Le dessinateur Charb, assassiné dans l'attentat jihadiste contre son journal Charlie Hebdo, se livre à un réquisitoire virulent contre l'utilisation du mot "islamophobie" avec la "complicité des médias", dans un petit ouvrage posthume qui paraît jeudi.
Sa "Lettre aux escrocs de l'islamophobie qui font le jeu des racistes" a été achevée deux jours avant l'attentat (12 morts le 7 janvier), selon Les Échappés, la maison d'édition de l'hebdomadaire satirique qui la publie.
Pour Charb, qui était le directeur de Charlie, le terme "islamophobie" n'est "pas seulement mal choisi, il est dangereux". "Avoir peur de l'islam est sans doute crétin, absurde, et plein d'autres choses encore, mais ce n'est pas un délit". Et puisqu'"une religion n'existe pas sans croyants", il faut pouvoir se moquer d'eux, comme l'a fait Charlie avec ses caricatures du Prophète: "Le problème, ce n'est ni le Coran ni la Bible, romans soporifiques, incohérents et mal écrits, mais le fidèle qui lit le Coran ou la Bible comme on lit la notice d'une étagère Ikea" en pensant qu'"il faut tout bien faire comme c'est marqué sur le papier, sinon l'univers se pète la gueule".
En outre, "pendant que nous débattons pour savoir si dire que le Coran est un bouquin nul constitue une forme de racisme ou non, les racistes se marrent", estime le caricaturiste. "Si demain les musulmans de France se convertissent au catholicisme ou bien renoncent à leur religion, ça ne changera rien au retour des racistes: ces étrangers ou ces Français d'origine étrangère seront toujours désignés comme responsables de tous les maux".

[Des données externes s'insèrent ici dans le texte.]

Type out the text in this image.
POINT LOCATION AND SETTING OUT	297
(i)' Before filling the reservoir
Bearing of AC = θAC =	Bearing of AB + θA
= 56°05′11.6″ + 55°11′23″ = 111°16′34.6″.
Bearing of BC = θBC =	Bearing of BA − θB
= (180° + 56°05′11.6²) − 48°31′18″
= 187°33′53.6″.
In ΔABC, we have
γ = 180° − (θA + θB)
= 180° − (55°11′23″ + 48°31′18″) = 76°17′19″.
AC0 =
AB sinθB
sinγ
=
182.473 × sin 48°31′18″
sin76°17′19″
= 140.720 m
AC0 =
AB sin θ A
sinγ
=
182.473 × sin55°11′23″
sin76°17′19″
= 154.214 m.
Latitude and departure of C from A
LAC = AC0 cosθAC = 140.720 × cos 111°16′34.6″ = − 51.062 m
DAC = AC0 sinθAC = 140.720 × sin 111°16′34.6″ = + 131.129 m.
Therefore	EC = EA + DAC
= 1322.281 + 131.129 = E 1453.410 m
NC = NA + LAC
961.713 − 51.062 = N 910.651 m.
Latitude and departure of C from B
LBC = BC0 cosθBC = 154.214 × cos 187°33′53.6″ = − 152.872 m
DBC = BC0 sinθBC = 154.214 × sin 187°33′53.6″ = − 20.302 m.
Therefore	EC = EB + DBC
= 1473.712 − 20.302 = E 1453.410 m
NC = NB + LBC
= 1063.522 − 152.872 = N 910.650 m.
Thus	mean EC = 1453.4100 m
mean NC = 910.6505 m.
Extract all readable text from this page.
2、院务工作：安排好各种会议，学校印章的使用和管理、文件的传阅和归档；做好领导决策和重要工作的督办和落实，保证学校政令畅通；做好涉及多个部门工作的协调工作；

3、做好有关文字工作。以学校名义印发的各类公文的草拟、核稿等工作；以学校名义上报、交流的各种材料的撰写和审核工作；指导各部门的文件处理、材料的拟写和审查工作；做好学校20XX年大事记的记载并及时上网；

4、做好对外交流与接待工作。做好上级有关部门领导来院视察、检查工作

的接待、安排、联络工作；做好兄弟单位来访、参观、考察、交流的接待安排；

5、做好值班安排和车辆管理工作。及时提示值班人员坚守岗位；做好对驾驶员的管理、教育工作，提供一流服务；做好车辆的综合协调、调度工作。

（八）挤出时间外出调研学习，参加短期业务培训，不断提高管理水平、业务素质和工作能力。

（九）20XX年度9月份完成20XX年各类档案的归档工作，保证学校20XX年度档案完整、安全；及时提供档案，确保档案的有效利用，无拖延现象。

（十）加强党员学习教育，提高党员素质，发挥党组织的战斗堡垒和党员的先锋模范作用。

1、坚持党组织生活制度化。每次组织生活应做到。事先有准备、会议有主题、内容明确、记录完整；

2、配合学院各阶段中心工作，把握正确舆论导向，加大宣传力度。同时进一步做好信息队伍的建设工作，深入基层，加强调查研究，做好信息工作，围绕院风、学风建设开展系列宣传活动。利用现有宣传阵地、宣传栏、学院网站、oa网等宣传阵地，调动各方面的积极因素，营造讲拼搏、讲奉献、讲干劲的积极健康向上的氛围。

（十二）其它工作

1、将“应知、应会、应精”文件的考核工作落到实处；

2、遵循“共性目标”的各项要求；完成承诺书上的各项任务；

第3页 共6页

Charb ne ménage pas ses confrères. "Le terme +islamophobie+ ne connaîtrait pas ce succès délirant sans la complicité, le plus souvent imbécile, des médias", dit-il. "Par fainéantise, ensuite par attrait de la nouveauté et, enfin, par intérêt commercial".
Il n'épargne pas davantage le pouvoir, fustigeant la visite du président François Hollande en février 2014 à la grande mosquée de Paris pour inaugurer un mémorial. "Que la République élève un monument aux indigènes qu'elle a fait assassiner plutôt que d'inventer des combattants musulmans morts pour la France", s'emporte l'essayiste, estimant que "la France est un salami que le PS a la fâcheuse tendance à découper en tranches communautaires".
Charb moque aussi les injonctions des politiques et des religieux à "être responsable" dans la caricature. "Les censeurs n'en veulent pas du tout, de cette pute de liberté d'expression ! Pas du tout. Mais ils ont raison de manifester leur barbare bêtise, puisque ça fonctionne. L'autocensure est en passe de devenir un art majeur en France", écrivait-il.